José Pinheiro Pinto

José Pinheiro Pinto tem 63 anos. Nasceu no Ribeiral, em Barrô, tendo mais tarde passado a residir na Penajóia. Trabalhou na construção civil e numa serração localizada nas proximidades do Quartel da Pontinha. Encontra-se aposentado.


1. Quais são as suas recordações mais marcantes do regime do Estado Novo?
R:
Neste tempo havia muita miséria. Os meus pais tiveram seis filhos mas em minha casa nunca faltou a comida.
Recordo-me de ter de caminhar muito para chegar até à minha escola primária. Por vezes, faltava à escola pois ficava cansado de tanto andar e preferia ficar a brincar no caminho. Sempre que ia à escola era obrigado a ir buscar à casa do pai da minha professora o almoço para ela. Demorava meia hora a ir e meia hora a regressar. No saquinho do almoço encontrava-se sempre uma garrafa com vinho. A minha professora dizia-me a mim e aos meus colegas que era uma garrafa com sumo. Uma vez, sem ela ver, provei o líquido da garrafa e comprovei que se tratava de vinho branco. Recordo-me de não haver água, nem eletricidade na minha escola e na minha casa. Não havia casa de banho. Utilizávamos o mato. Tenho também memórias, que em períodos de frio, pedíamos aos vizinhos braseiras para a professora se aquecer. Também me lembro dos legionários que pertenciam à Legião Portuguesa e de não se poder usar isqueiros sem licença. Ouvia falar dos informadores da PIDE. Não se podia falar mal do Salazar. Ouvi falar várias vezes de um padre que estava ligado à PIDE. Quando se falava de pessoas ligadas à PIDE tínhamos medo.
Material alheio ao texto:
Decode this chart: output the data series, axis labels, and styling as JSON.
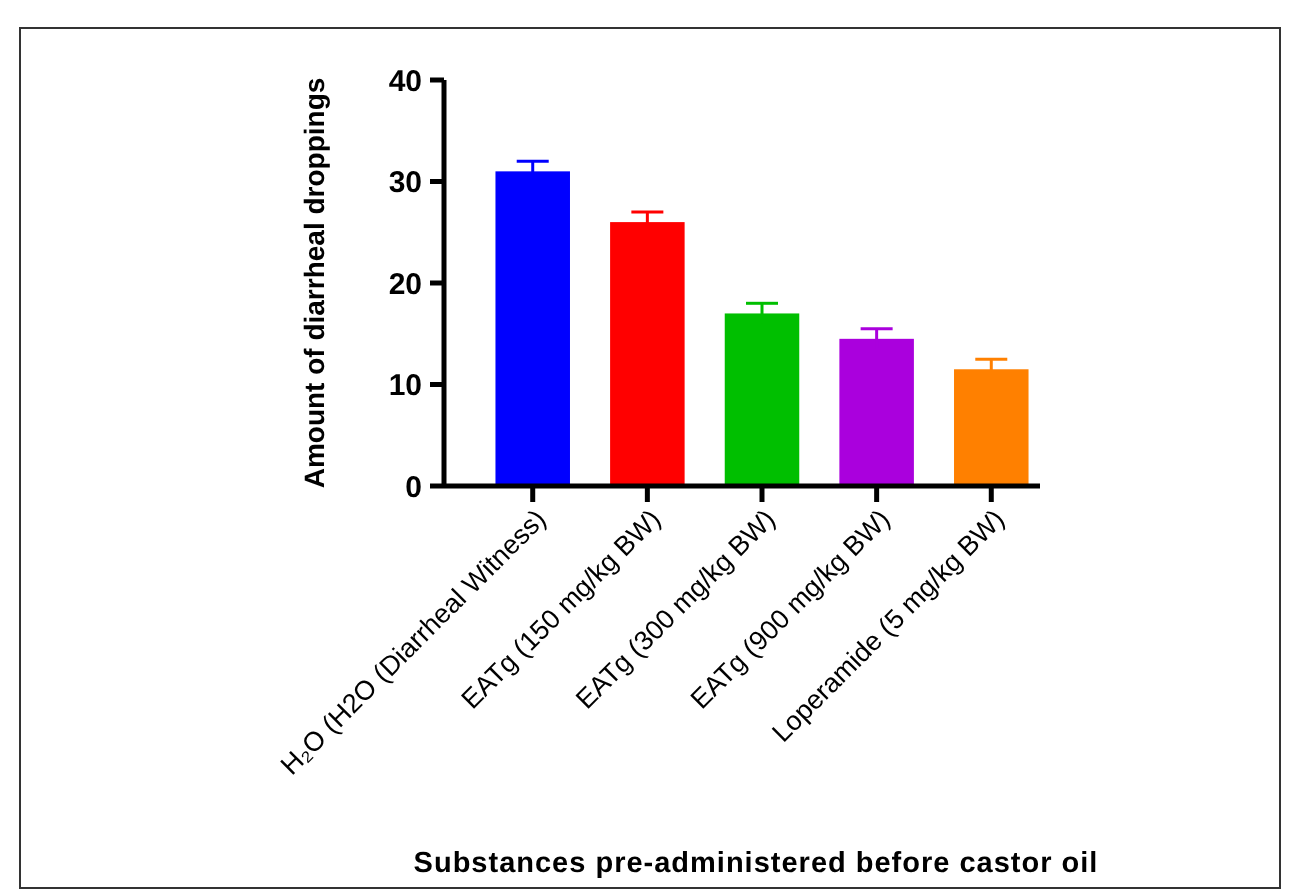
{
  "chart_data": {
    "type": "bar",
    "ylabel": "Amount of diarrheal droppings",
    "xlabel": "Substances pre-administered before castor oil",
    "categories": [
      "H₂O (H2O (Diarrheal Witness)",
      "EATg (150 mg/kg BW)",
      "EATg (300 mg/kg BW)",
      "EATg (900 mg/kg BW)",
      "Loperamide (5 mg/kg BW)"
    ],
    "values": [
      31,
      26,
      17,
      14.5,
      11.5
    ],
    "errors": [
      1,
      1,
      1,
      1,
      1
    ],
    "colors": [
      "#0000ff",
      "#ff0000",
      "#00bf00",
      "#aa00dd",
      "#ff8000"
    ],
    "ylim": [
      0,
      40
    ],
    "yticks": [
      0,
      10,
      20,
      30,
      40
    ]
  }
}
2. Onde é que se encontrava no dia 25 de Abril de 1974? Quais são as suas memórias sobre esta revolução?
R:
Não soube que estava a ocorrer uma revolução no país, no dia 25 de Abril de 1974, pois não tínhamos televisão, nem rádio. Soube nos dias seguintes. Encontrava-me a trabalhar no campo.

3. Que impacto teve esta revolução na sua vida pessoal e/ou familiar?
R:
Esta revolução ajudou-me a entender melhor a política, a liberdade, a democracia. Devido a esta revolução percebi que os trabalhadores não deviam ter apenas obrigações mas também direitos. Esta revolução não trouxe alterações à minha vida pessoal ou familiar. Esta revolução trouxe-me apenas mais conhecimento.
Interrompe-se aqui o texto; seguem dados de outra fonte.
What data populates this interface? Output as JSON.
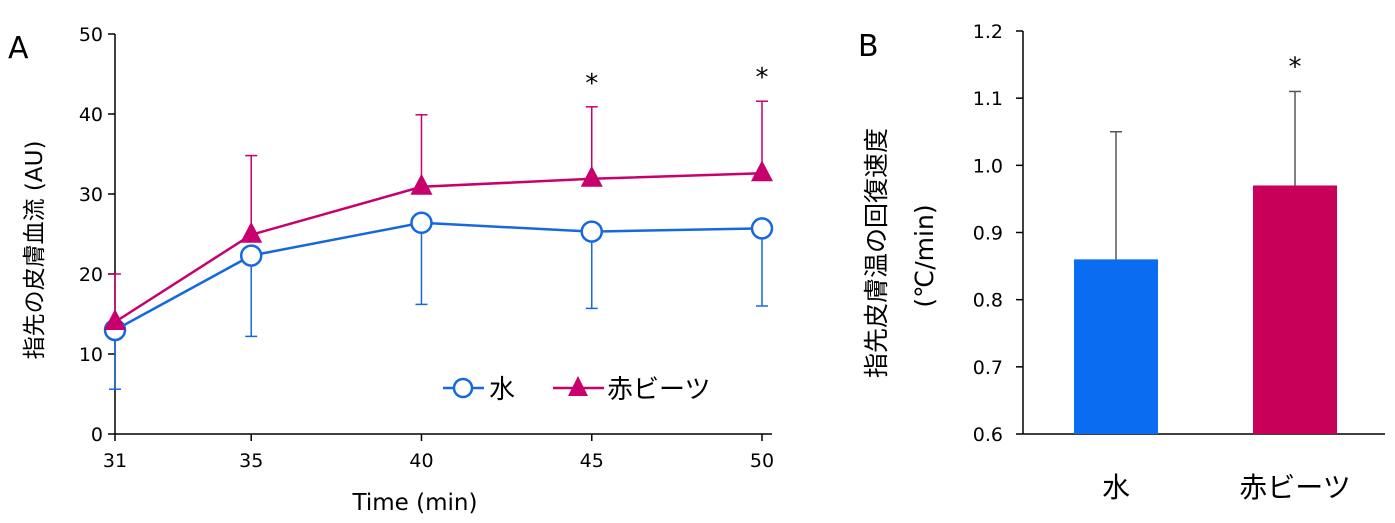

4. Como avalia o período que se seguiu à Revolução dos Cravos (como descreve a transição política da ditadura para a democracia, quais são as suas memórias sobre este período, foi um período que o marcou a nível pessoal e/ou familiar - justifique)?
R:
Após o 25 de Abril vim para Lisboa trabalhar na construção civil. Cheguei a assistir a uns comícios sobre o 25 de Abril, em Lisboa, julgo que para os lados de Entrecampos. Recordo-me de se falar, neste período, de vários governos, de ocupações, da reforma agrária, da expulsão de professores... Foi o período da passagem da opressão para a liberdade.

5. Peço-lhe uma reflexão sobre o modo como evoluiu a memória deste período de transição política (ditadura para a democracia) nos últimos anos.
R:
O 25 de Abril e o PREC estão na memória das pessoas que viveram neste tempo. A memória continua. Deveria falar-se mais da revolução e do processo revolucionário na televisão, jornais e nas escolas.

6. Que avaliação faz da democracia na atualidade?
R:
Portugal está melhor. Temos liberdade para falar, escrever, fazer greves. Agora já não há apenas obrigações, há também direitos. O país mudou muito no campo da economia, política, saúde e educação. Deveria haver menos corrupção.